Don’t forget retained workers after layoffs, consulting firm advises

Dive Brief:

  • Following layoffs, HR and managers should work together to ensure retained employees receive accurate information, emotional support and a clear understanding of what comes next, a Sept. 27 report from McLean & Co. advised.
  • Key HR responsibilities in a post-layoff environment include: Training and supporting managers to care for retained employees; keeping retained employees well-informed with open and honest communications; and providing them with opportunities for professional development to close skills gaps, the report said.
  • Just as important, HR staff and managers should remember that they are retained employees as well and are navigating their own emotions and at risk for burnout and increased stress, McLean pointed out. This means HR and managers “must prioritize taking care of their own needs in order to provide meaningful support to other retained employees,” the global HR and leadership consulting firm urged.

Dive Insight:

HR pros are familiar with critical components of retaining and engaging employees, like manager training, clear and personalized communication, and upskilling. After a layoff, these tools become particularly important for supporting retained employees, the McLean report said.

Coaching managers on how to actively listen to their direct reports — a key responsibility of managers following a layoff, according to McLean — should be a training priority, the firm said.

“Managers often have the inaccurate perception that relief or gratitude is the primary emotion experienced by retained employees,” Kelly Berte, McLean’s director of HR Research & Advisory Services, said in a statement. “In reality, all employees experience a unique set of emotions during this transitional time, requiring acknowledgment and support from both HR and managers,” Berte said.

Training can also help with a manager’s other key responsibilities as identified by McLean, including: Redistributing workloads to mitigate the risk direct reports will suffer burnout; developing employees to close skills gaps; connecting their work to organizational purpose; and answering questions where possible.

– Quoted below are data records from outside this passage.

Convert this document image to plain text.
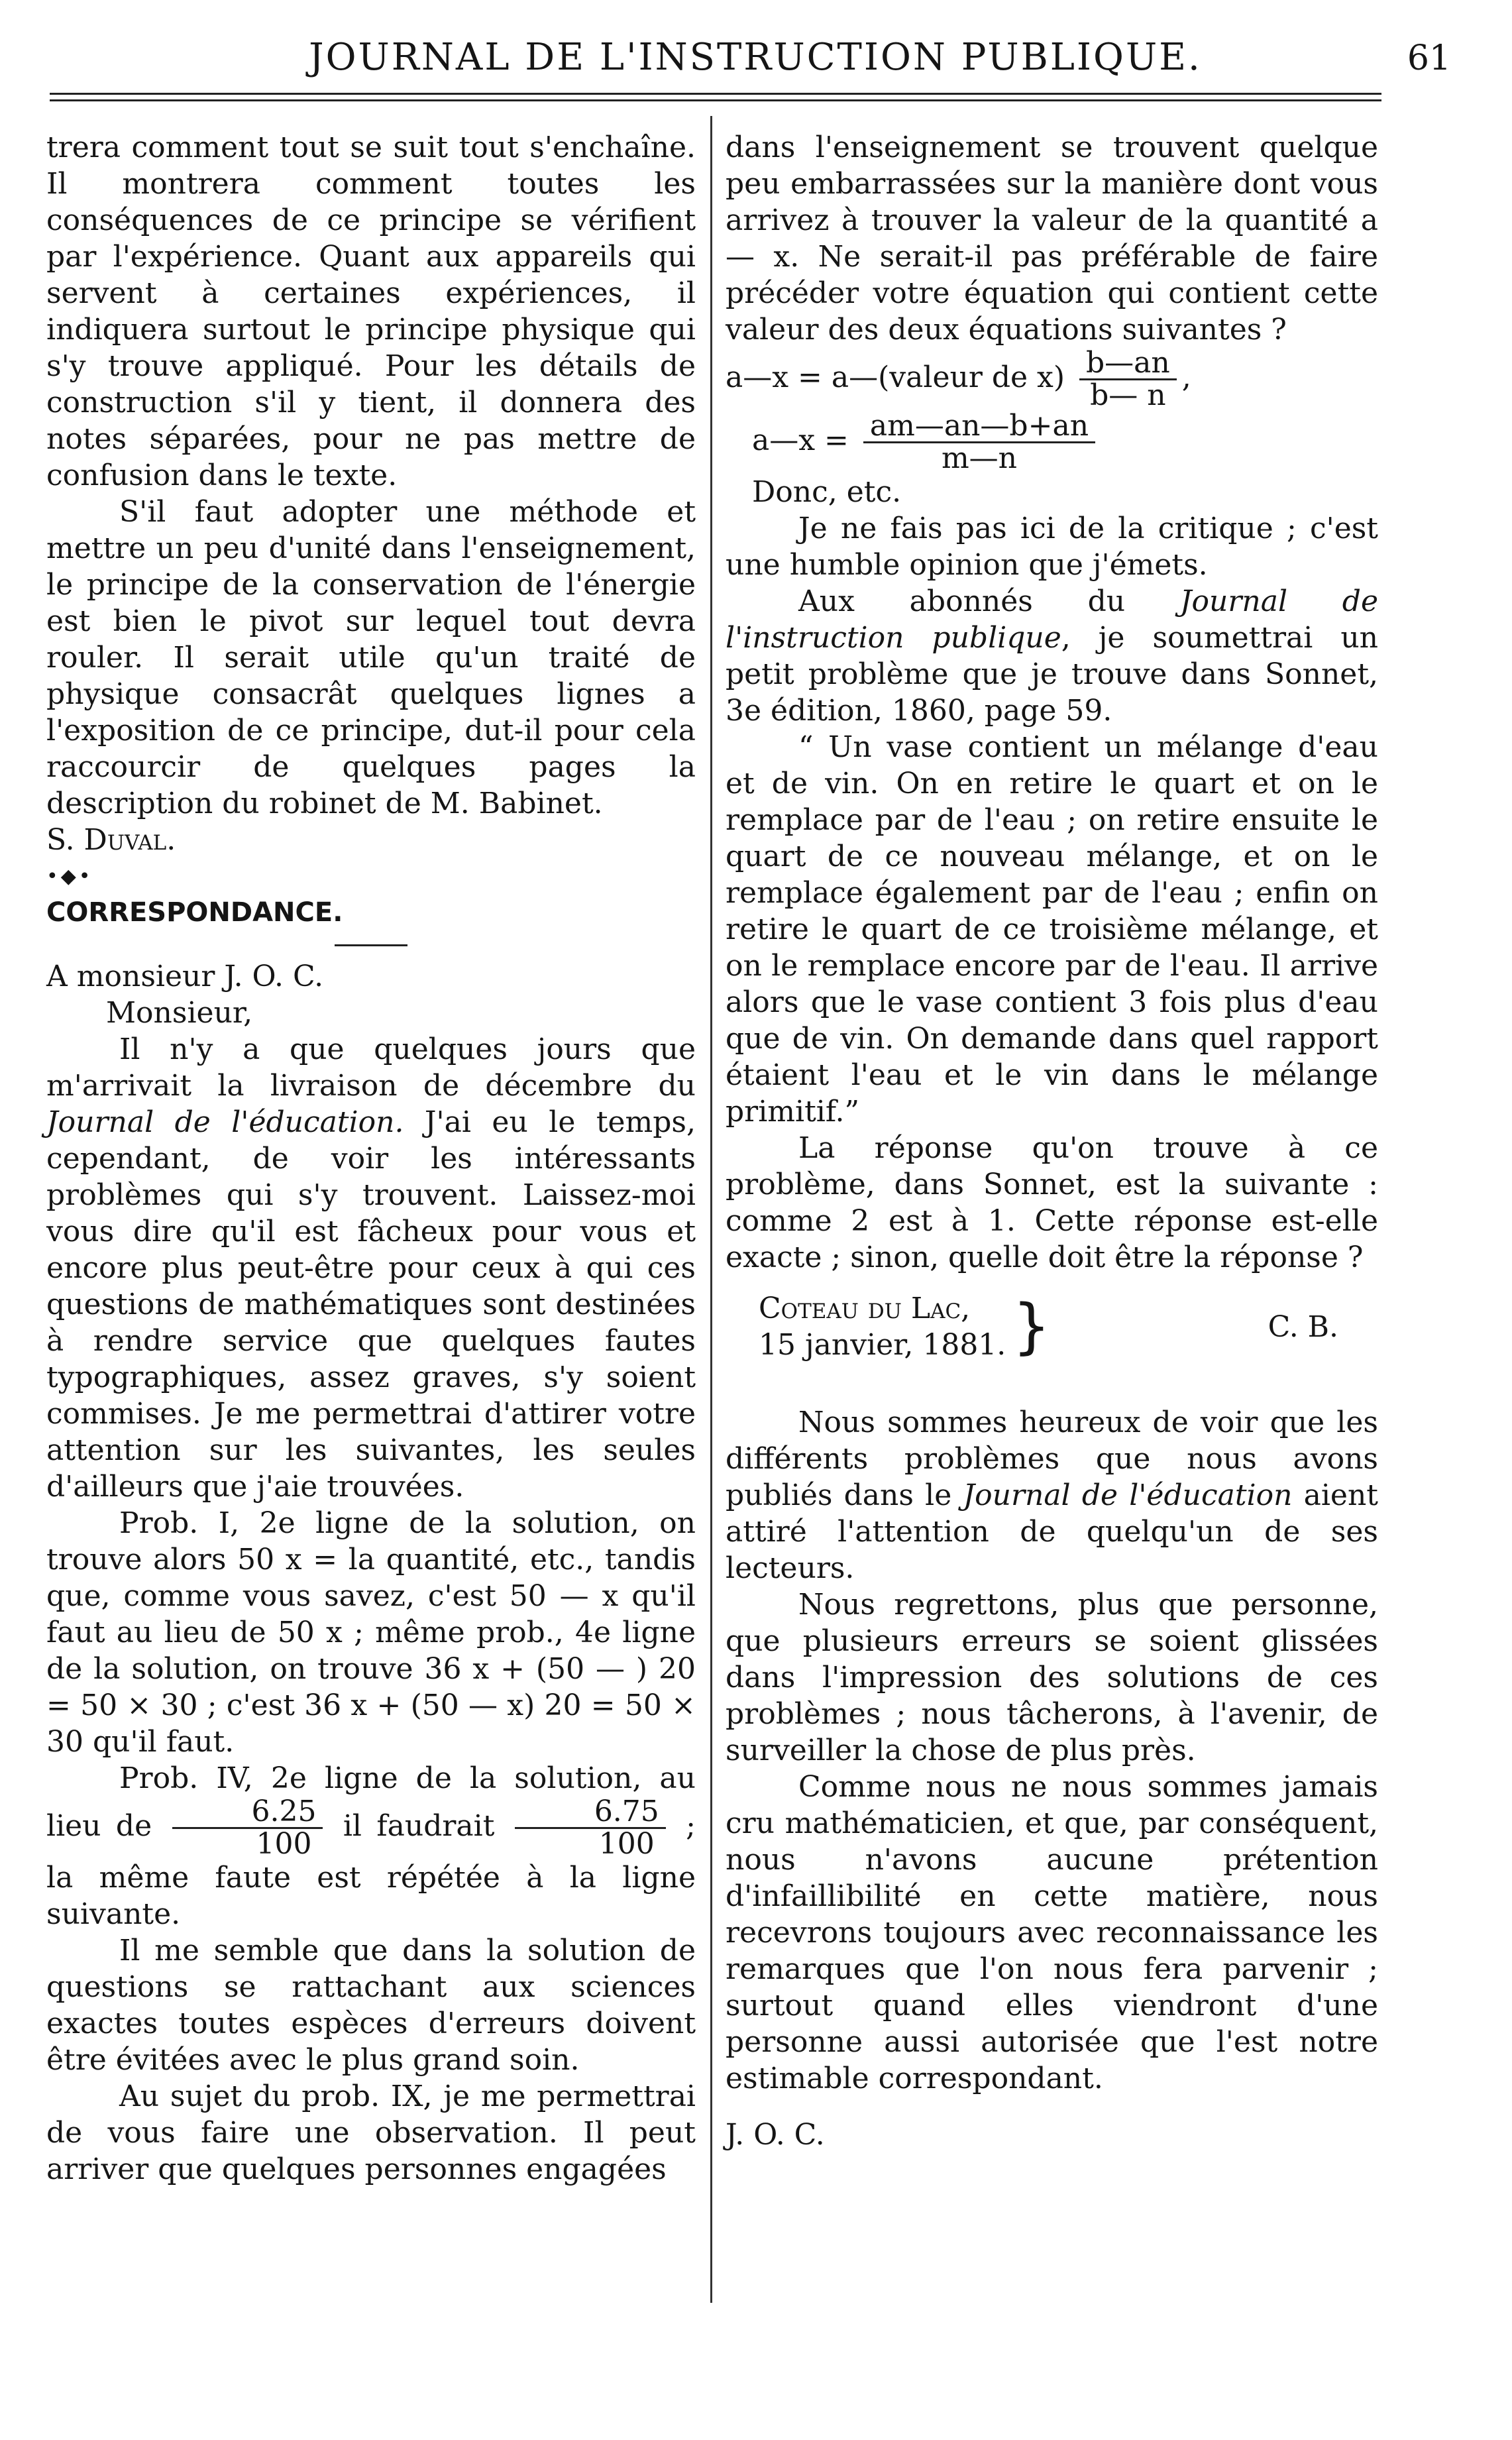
JOURNAL DE L'INSTRUCTION PUBLIQUE.	61

trera comment tout se suit tout s'enchaîne. Il montrera comment toutes les conséquences de ce principe se vérifient par l'expérience. Quant aux appareils qui servent à certaines expériences, il indiquera surtout le principe physique qui s'y trouve appliqué. Pour les détails de construction s'il y tient, il donnera des notes séparées, pour ne pas mettre de confusion dans le texte.

S'il faut adopter une méthode et mettre un peu d'unité dans l'enseignement, le principe de la conservation de l'énergie est bien le pivot sur lequel tout devra rouler. Il serait utile qu'un traité de physique consacrât quelques lignes a l'exposition de ce principe, dut-il pour cela raccourcir de quelques pages la description du robinet de M. Babinet.

S. Duval.

•◆•

CORRESPONDANCE.

A monsieur J. O. C.

Monsieur,

Il n'y a que quelques jours que m'arrivait la livraison de décembre du Journal de l'éducation. J'ai eu le temps, cependant, de voir les intéressants problèmes qui s'y trouvent. Laissez-moi vous dire qu'il est fâcheux pour vous et encore plus peut-être pour ceux à qui ces questions de mathématiques sont destinées à rendre service que quelques fautes typographiques, assez graves, s'y soient commises. Je me permettrai d'attirer votre attention sur les suivantes, les seules d'ailleurs que j'aie trouvées.

Prob. I, 2e ligne de la solution, on trouve alors 50 x = la quantité, etc., tandis que, comme vous savez, c'est 50 — x qu'il faut au lieu de 50 x ; même prob., 4e ligne de la solution, on trouve 36 x + (50 — ) 20 = 50 × 30 ; c'est 36 x + (50 — x) 20 = 50 × 30 qu'il faut.

Prob. IV, 2e ligne de la solution, au lieu de $\frac{6.25}{100}$ il faudrait $\frac{6.75}{100}$ ; la même faute est répétée à la ligne suivante.

Il me semble que dans la solution de questions se rattachant aux sciences exactes toutes espèces d'erreurs doivent être évitées avec le plus grand soin.

Au sujet du prob. IX, je me permettrai de vous faire une observation. Il peut arriver que quelques personnes engagées

dans l'enseignement se trouvent quelque peu embarrassées sur la manière dont vous arrivez à trouver la valeur de la quantité a — x. Ne serait-il pas préférable de faire précéder votre équation qui contient cette valeur des deux équations suivantes ?

a—x = a—(valeur de $x) \frac{b—an}{b— n}$ ,

a—x = $\frac{am—an—b+an}{m—n}$

Donc, etc.

Je ne fais pas ici de la critique ; c'est une humble opinion que j'émets.

Aux abonnés du Journal de l'instruction publique, je soumettrai un petit problème que je trouve dans Sonnet, 3e édition, 1860, page 59.

“ Un vase contient un mélange d'eau et de vin. On en retire le quart et on le remplace par de l'eau ; on retire ensuite le quart de ce nouveau mélange, et on le remplace également par de l'eau ; enfin on retire le quart de ce troisième mélange, et on le remplace encore par de l'eau. Il arrive alors que le vase contient 3 fois plus d'eau que de vin. On demande dans quel rapport étaient l'eau et le vin dans le mélange primitif.”

La réponse qu'on trouve à ce problème, dans Sonnet, est la suivante : comme 2 est à 1. Cette réponse est-elle exacte ; sinon, quelle doit être la réponse ?

Coteau du Lac,
15 janvier, 1881. }	C. B.

Nous sommes heureux de voir que les différents problèmes que nous avons publiés dans le Journal de l'éducation aient attiré l'attention de quelqu'un de ses lecteurs.

Nous regrettons, plus que personne, que plusieurs erreurs se soient glissées dans l'impression des solutions de ces problèmes ; nous tâcherons, à l'avenir, de surveiller la chose de plus près.

Comme nous ne nous sommes jamais cru mathématicien, et que, par conséquent, nous n'avons aucune prétention d'infaillibilité en cette matière, nous recevrons toujours avec reconnaissance les remarques que l'on nous fera parvenir ; surtout quand elles viendront d'une personne aussi autorisée que l'est notre estimable correspondant.

J. O. C.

In addition, training sessions may need to address new managers who were promoted based on technical skills but are unprepared to lead, according to a May report from Info-Tech Research. The training should help new managers focus on essential skills, enable them to apply these skills within 48 hours of learning, foster accountability and allow for continuous learning, the report recommended.

As for communication, during the aftermath of a layoff, clarity is critical, McLean indicated. Yet, many employees have only a murky understanding of their organization’s strategy, vision and purpose, according to a February report from Gallagher.

Keeping team members engaged around purpose, an important priority for HR leaders, also depends on clear communication, the report noted.

Personalized communication additionally helps employees feel genuinely connected with peers and the company they work for, especially in today’s hybrid era, an expert previously told HR Dive.

Companies have found that asynchronous communication, such as through emails and messaging platforms, can bridge time gaps when team members work remotely or hybrid at different hours or in different time zones. But it can also create friction and frustration when employees feel they have to be checking communication platforms all the time.

To help reduce the friction, employers have to set guidelines; to keep someone from being left out of a vital conversation, employers and employees have to be intentional about communication, experts have said.

And with nearly a quarter of U.S. employers facing a major skills gap, according to a July report from, upskilling represents a critical path forward, a executive said. Organizations should first conduct a skills inventory; HR teams may learn they have needed skills in house, the exec noted.